Reputation Protection Lessons

April 23, 2018

Reputation Protection Lessons Learned from Top Brands

Think about your favorite brand. What comes to mind? The product? The people? The brand itself? Maybe you support them because of what they stand for or the way they treat their customers. Chances are, the reason you are drawn to them is because they have mastered the art of reputation protection.

The Importance of Crisis Preparedness

Although companies would like to avoid them, at some point, a reputational crisis will happen. When it does, the way the situation is handled can make or break the company. Let’s look at two examples of high-profile companies that handled reputational recovery using similar core strategies that can be applied across almost any crisis.


Two black men were arrested in a Philadelphia Starbucks after a manager called the police, and the video quickly went viral.
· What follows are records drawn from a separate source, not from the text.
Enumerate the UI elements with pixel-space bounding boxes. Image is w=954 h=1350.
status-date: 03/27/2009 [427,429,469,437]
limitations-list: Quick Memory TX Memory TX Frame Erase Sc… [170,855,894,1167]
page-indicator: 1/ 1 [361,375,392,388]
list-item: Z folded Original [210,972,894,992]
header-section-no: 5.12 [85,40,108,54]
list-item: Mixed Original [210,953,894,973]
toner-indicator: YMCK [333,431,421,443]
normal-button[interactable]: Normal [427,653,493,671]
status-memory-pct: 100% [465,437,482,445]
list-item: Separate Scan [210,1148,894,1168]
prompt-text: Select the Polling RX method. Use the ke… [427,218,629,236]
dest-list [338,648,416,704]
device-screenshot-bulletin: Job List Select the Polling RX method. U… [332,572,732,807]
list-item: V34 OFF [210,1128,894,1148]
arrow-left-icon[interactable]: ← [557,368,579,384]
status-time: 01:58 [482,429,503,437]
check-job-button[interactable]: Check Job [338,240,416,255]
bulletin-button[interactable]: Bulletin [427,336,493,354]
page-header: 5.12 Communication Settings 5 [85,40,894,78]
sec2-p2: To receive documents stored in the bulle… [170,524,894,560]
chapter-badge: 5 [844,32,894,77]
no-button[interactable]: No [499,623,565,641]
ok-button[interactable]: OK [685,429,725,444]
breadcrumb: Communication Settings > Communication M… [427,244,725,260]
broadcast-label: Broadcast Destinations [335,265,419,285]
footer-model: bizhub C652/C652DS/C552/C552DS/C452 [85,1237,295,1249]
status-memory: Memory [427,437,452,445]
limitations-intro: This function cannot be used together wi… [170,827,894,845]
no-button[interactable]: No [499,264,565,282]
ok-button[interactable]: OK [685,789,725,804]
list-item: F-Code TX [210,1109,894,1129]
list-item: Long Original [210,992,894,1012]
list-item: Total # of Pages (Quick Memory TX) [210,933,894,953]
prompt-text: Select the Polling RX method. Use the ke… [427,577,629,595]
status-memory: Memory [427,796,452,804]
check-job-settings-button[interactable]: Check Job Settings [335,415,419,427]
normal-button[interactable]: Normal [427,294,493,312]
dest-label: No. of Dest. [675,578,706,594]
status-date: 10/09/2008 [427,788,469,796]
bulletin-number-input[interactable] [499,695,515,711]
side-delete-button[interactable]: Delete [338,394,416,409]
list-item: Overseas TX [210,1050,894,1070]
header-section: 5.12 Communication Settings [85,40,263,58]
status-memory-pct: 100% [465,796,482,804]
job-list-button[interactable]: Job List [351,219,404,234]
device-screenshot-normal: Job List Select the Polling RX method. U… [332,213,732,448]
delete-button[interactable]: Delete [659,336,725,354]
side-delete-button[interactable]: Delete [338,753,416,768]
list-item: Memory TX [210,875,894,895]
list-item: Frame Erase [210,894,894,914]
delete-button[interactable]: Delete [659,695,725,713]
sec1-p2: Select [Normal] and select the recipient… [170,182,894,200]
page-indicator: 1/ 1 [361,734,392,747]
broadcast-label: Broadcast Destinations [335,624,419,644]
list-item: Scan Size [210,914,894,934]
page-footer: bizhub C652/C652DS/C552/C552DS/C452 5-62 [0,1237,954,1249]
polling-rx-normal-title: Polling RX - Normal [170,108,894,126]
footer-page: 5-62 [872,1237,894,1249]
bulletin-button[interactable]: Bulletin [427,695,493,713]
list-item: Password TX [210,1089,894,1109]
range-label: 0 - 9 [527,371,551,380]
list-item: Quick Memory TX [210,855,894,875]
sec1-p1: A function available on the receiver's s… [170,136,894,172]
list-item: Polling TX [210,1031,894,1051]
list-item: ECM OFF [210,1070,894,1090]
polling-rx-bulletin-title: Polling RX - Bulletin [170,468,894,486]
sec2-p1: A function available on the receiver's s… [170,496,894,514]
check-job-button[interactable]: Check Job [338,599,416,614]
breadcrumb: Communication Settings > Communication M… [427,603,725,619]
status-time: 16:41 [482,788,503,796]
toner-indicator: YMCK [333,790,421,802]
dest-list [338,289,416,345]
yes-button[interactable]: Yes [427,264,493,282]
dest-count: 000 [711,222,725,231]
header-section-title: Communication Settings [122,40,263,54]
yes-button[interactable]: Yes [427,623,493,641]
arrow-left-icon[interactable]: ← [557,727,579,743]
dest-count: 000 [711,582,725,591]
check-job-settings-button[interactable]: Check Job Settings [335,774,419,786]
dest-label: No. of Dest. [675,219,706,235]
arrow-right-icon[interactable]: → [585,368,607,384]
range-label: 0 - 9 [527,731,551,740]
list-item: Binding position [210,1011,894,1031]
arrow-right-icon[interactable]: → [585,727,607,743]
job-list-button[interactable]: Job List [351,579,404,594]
Starbucks apologized for the incident, but four days later, a black man was denied access to a bathroom in California.

Southwest Airlines

On April 17, 2018, an engine on Flight 1380 exploded and shattered a window, killing passenger Jennifer Riordan. It was the first time in almost a decade a passenger died on a United States airline flight.

Key Factors

Both companies did three key things to mitigate the situation and damage of the crisis:


When you establish empathy, you relate to customers on a personal level. Howard Schultz, chairman of Starbucks, said, “I think what occurred was reprehensible at every single level. I take it very personally, as everyone in our company does, and we’re committed to making it right.” Southwest Airlines CEO Gary Kelly stated, “I want to extend my deepest sympathies for the family and the loved ones of the deceased customer.” Because the companies assessed the needs of those impacted, they offered what they saw as appropriate.

Declared Intent

Starbucks declared intent by stating the incident is not who they are nor who they want to be. They reiterated the company’s narrative, and they informed their audience they would take steps to ensure this does not happen in the future. Southwest Airlines made it clear their intent was to support the family of the passenger killed on board their flight.
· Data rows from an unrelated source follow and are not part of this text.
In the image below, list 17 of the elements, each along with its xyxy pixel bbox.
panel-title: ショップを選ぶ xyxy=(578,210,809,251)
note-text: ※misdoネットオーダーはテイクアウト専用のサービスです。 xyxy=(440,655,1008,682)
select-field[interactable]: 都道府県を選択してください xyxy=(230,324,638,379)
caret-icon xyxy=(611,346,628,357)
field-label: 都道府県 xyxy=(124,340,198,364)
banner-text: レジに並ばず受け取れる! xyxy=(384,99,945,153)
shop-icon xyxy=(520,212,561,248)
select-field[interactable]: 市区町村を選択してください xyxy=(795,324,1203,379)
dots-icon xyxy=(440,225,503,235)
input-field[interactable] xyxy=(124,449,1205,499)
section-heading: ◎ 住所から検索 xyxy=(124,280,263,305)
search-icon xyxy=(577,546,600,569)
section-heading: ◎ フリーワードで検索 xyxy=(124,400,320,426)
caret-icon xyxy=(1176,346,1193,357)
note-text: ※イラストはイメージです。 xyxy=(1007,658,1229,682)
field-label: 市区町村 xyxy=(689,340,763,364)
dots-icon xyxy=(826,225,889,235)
One of the most important things a company can do in the midst of reputation management is take action. Starbucks closed over 8,000 locations on May 29, 2018, to train more than 175,000 employees in diversity and inclusion. The company offered to pay for Nelson and Robinson’s college education at Arizona State University. Southwest Airlines called for inspection of their engines to ensure a similar crisis does not happen in the future. They also arranged a special flight to Dallas the night of the emergency landing, available only to Flight 1380 passengers with a veteran staff. Southwest offered $5,000 to customers who were aboard the flight. They say actions speak louder than words, and this is especially true in reputational management.

Whether or not you are a fan of Starbucks and Southwest Airlines, it is clear both companies carefully crafted a plan of action. Because they followed these three steps, they were able to connect with their customers while appealing to their emotions, keeping them informed and acting accordingly to achieve reputational recovery.